Le lendemain, je me lève en sursaut aux petites heures du matin. J’ai un affreux pressentiment. Je bondis dans sa chambre. J’entends sa respiration et je suis terrorisée. Elle a le même visage que Francis avant qu’il meure ! Elle me pointe un papier sur la table de chevet. C’est sa lettre ! J’ai failli la brûler ; elle me fait trop mal. Aujourd’hui encore, même après toutes ces années, elle me fait mal…

“Chère Simone, j’ai peur de bégayer, je ne sais pas bien parler, vous le savez, alors il vaut mieux que vous écrive. Je serai bref, voire brutal. Voulez-vous être ma femme ? Je suis caporal et je suis maintenant en mesure d’entretenir une famille. Je pense aussi avoir réussi à vaincre la résistance de vos parents. Enfin, vous me le direz.

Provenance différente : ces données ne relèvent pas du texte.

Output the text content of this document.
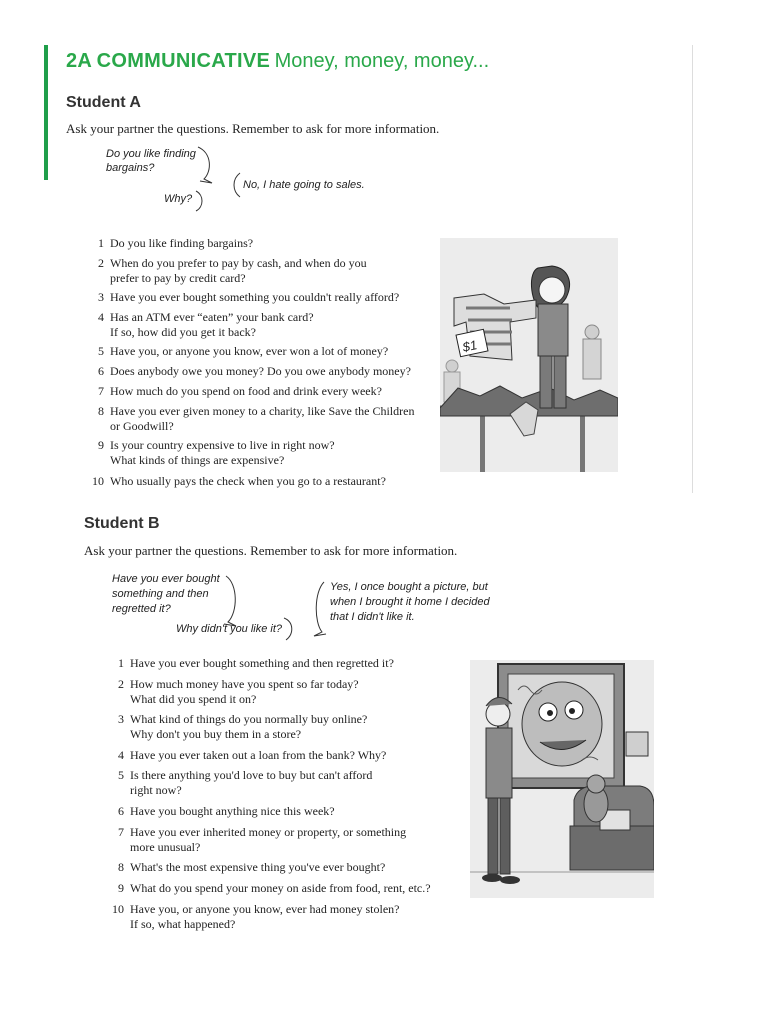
2A COMMUNICATIVE Money, money, money...
Student A
Ask your partner the questions. Remember to ask for more information.
Do you like finding
bargains?
No, I hate going to sales.
Why?
1 Do you like finding bargains?
2 When do you prefer to pay by cash, and when do you
prefer to pay by credit card?
3 Have you ever bought something you couldn't really afford?
4 Has an ATM ever “eaten” your bank card?
If so, how did you get it back?
5 Have you, or anyone you know, ever won a lot of money?
6 Does anybody owe you money? Do you owe anybody money?
7 How much do you spend on food and drink every week?
8 Have you ever given money to a charity, like Save the Children
or Goodwill?
9 Is your country expensive to live in right now?
What kinds of things are expensive?
10 Who usually pays the check when you go to a restaurant?
$1
Student B
Ask your partner the questions. Remember to ask for more information.
Have you ever bought
something and then
regretted it?
Yes, I once bought a picture, but
when I brought it home I decided
that I didn't like it.
Why didn't you like it?
1 Have you ever bought something and then regretted it?
2 How much money have you spent so far today?
What did you spend it on?
3 What kind of things do you normally buy online?
Why don't you buy them in a store?
4 Have you ever taken out a loan from the bank? Why?
5 Is there anything you'd love to buy but can't afford
right now?
6 Have you bought anything nice this week?
7 Have you ever inherited money or property, or something
more unusual?
8 What's the most expensive thing you've ever bought?
9 What do you spend your money on aside from food, rent, etc.?
10 Have you, or anyone you know, ever had money stolen?
If so, what happened?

Quand je vous ai revue ce soir, c’était pour moi un miracle ! Toutes ces embûches entre nous. D’abord vos parents et puis la guerre. Je me suis engagé en pensant que la guerre serait courte ! Quelle illusion ! Je peux maintenant être sincère avec vous : j’étais certain de ne pas m’en sortir vivant ! Et à quoi bon vous demander en mariage si je meurs le lendemain ? Maintenant, je peux !

Tous ces obstacles insurmontables et pourtant vous êtes là ; je suis en vie ! C’est un miracle ! Quand je vous ai vue m’ouvrir la porte ce soir avec votre sourire radieux, je me suis dit : “Elle m’aime. Je l’aime. Enfin ! Le bonheur peut commencer.” »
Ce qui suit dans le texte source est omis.